By Cash Michaels –
One of the top black Republican political consultants in Washington, DC, has blasted his party, and specifically Republican Senate Majority Leader Mitch McConnell, for “playing the race card” in sponsoring campaign ads promoting Democratic senatorial candidate Erica Smith in the March 3rd North Carolina primary.
“Once again Republicans have proven that when the radical liberal Democrats call us a party of racists, there is some merit to the charge,” an outraged Raynard Jackson wrote in his weekly column last week. “[T]hey saw more value and votes with white Southern Democrats, Dixiecrats, than with the black community.”
Jackson, President and CEO of Raynard Jackson & Associates, was blasting recent reports that the Faith and Power PAC, a political action committee that has been confirmed to be connected to the Senate Leadership Fund, a super-PAC controlled by Sen. McConnell, reportedly spent $2.4 million to purchase political advertising promoting state Sen. Erica Smith in her primary race against frontrunner Cal Cunningham in the Democratic senatorial primary.
The scheme, apparently, was to either push Smith to win the primary, thus setting up what Republicans perceive to be a weak candidate for incumbent Republican Senator Thom Tillis to face; or to force Cunningham to spend money against Smith, thus depleting his campaign war chest against Tillis. The PAC’s attempt to sway the election was unsuccessful, as Cunningham handily won the primary and will face Tillis in the Nov. 3rd general election.
The ads also sought to label both Smith and Cunningham as early supporters of national front-running Democratic Socialist presidential candidate Sen. Bernie Sanders. Neither Democrat endorsed Sanders.
Raynard Jackson apparently was displeased that McConnell’s super PAC would create a “throw-away” PAC to spend $2.4 million specifically to set up a “radical liberal” black female Democrat to fail, instead of spending that amount with his company “…to cultivate relationships in the black community.”
“[I]n their minds, it’s easier and more cost effective to inject race into an election and further divide a state and country, versus taking their conservative message directly to the black community and ask them to support their candidate,” Jackson wrote.
“Do you know how much good I could have done with this money to help our Republican candidate in North Carolina? Blacks account for over 21% of the population in North Carolina and the [Republican] party and Tillis has little to no meaningful relationship with the black community,” Raynard Jackson continued.

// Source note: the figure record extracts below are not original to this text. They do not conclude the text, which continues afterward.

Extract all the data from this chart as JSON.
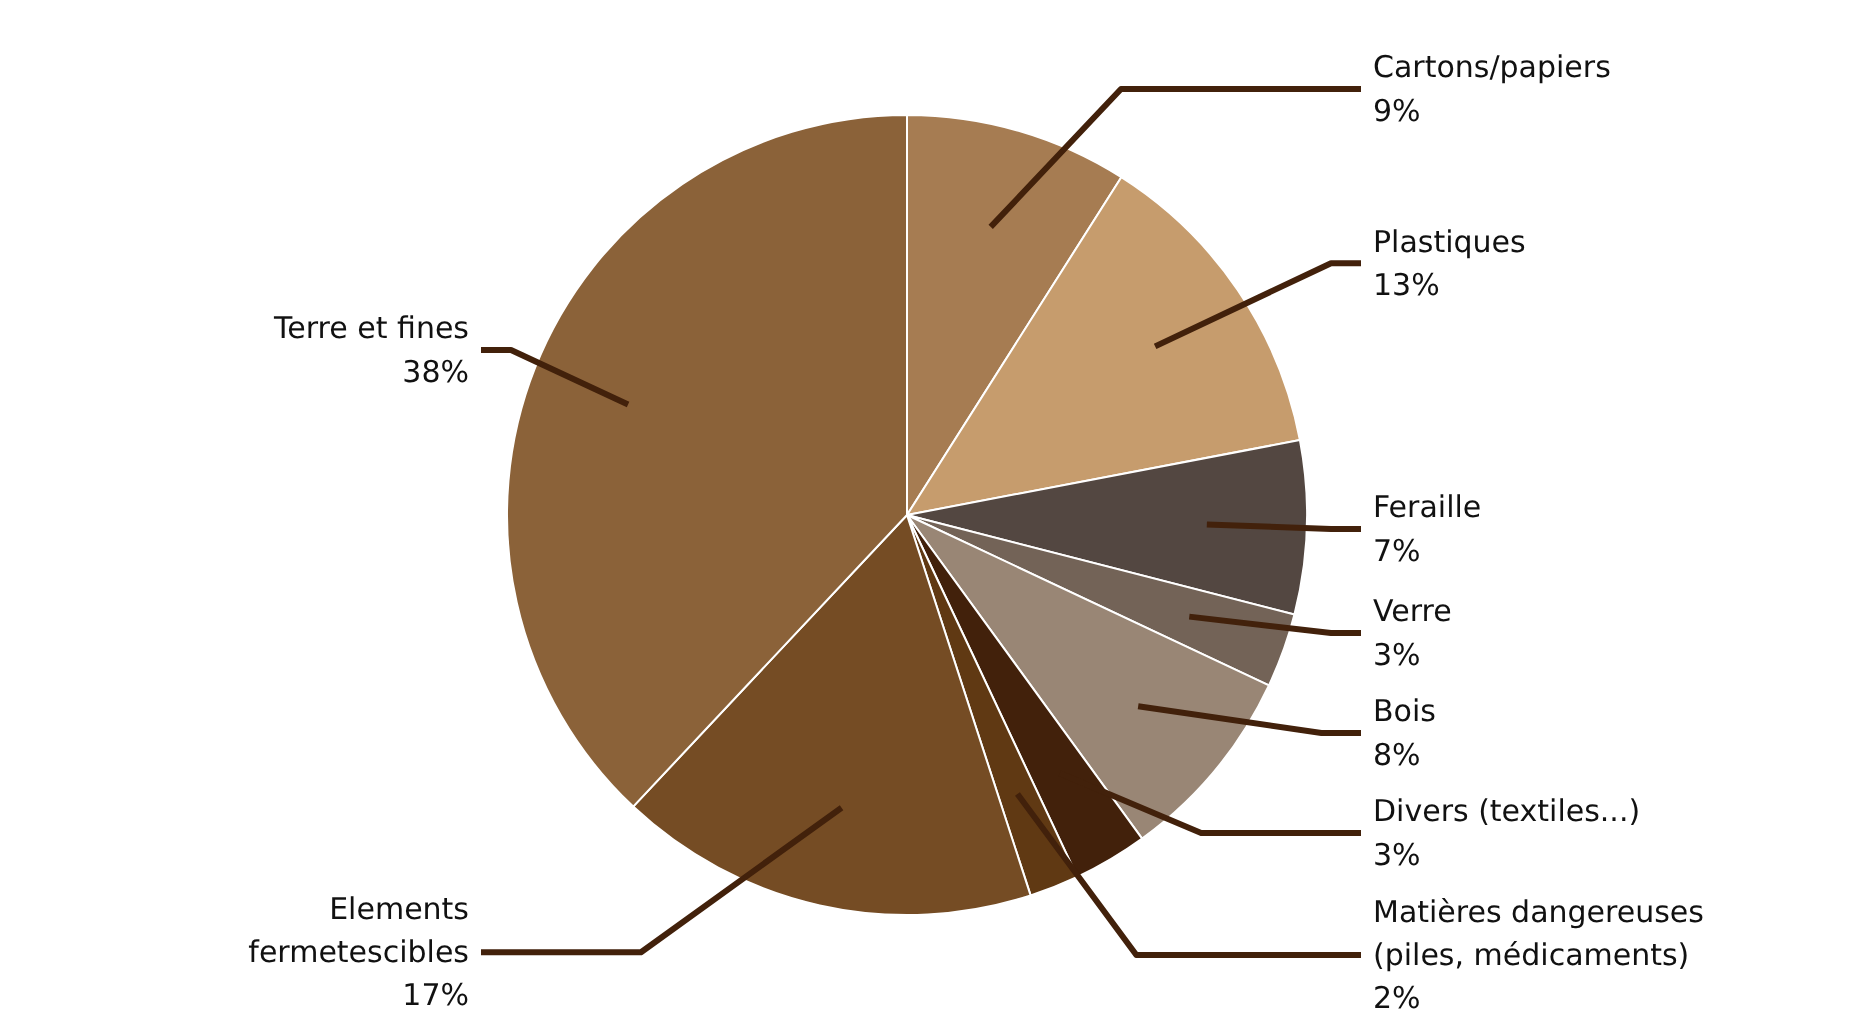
{
  "chart_data": {
    "type": "pie",
    "categories": [
      "Cartons/papiers",
      "Plastiques",
      "Feraille",
      "Verre",
      "Bois",
      "Divers (textiles...)",
      "Matières dangereuses (piles, médicaments)",
      "Elements fermetescibles",
      "Terre et fines"
    ],
    "values": [
      9,
      13,
      7,
      3,
      8,
      3,
      2,
      17,
      38
    ],
    "value_labels": [
      "9%",
      "13%",
      "7%",
      "3%",
      "8%",
      "3%",
      "2%",
      "17%",
      "38%"
    ],
    "colors": [
      "#a67c52",
      "#c69c6d",
      "#534741",
      "#736357",
      "#998675",
      "#42210b",
      "#603913",
      "#754c24",
      "#8b6239"
    ],
    "legend": false
  }
}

He goes on to suggest that McConnell’s action may have cost Tillis his Senate seat in November, because outraged black voters will be sure to line up against the senator.
“If Tillis loses his race, more than likely, Trump will lose the state also; thus, making it almost impossible for Trump to be reelected as president. So, in many ways, Trump and Tillis are tied at the hip.”
Jackson rhetorically asked the central question many Democratic and progressive activists ask when it comes to well-documented Republican attempts to undermine the black vote.
“If they really believe in a conservative message that can cure the ills of liberalism that have been directed towards the black community, when will they take their message to the marketplace of ideas within the Black community?” he asked.
Jackson urged McConnell to “… not only apologize for injecting the worst of racial politics into this election; but [he] should make an affirmative commitment to work with black operatives to engage with the black community in senate races across the country and cease and desist from the racial politics that should be in our past.”
Before the primary, Sen. Smith had urged her supporters to understand that she was not working with Republicans to win the Democratic primary, and she denounced the Faith and Power PAC campaign ads. For his part, Tillis’s campaign denied having anything to do with the McConnell super PAC plot.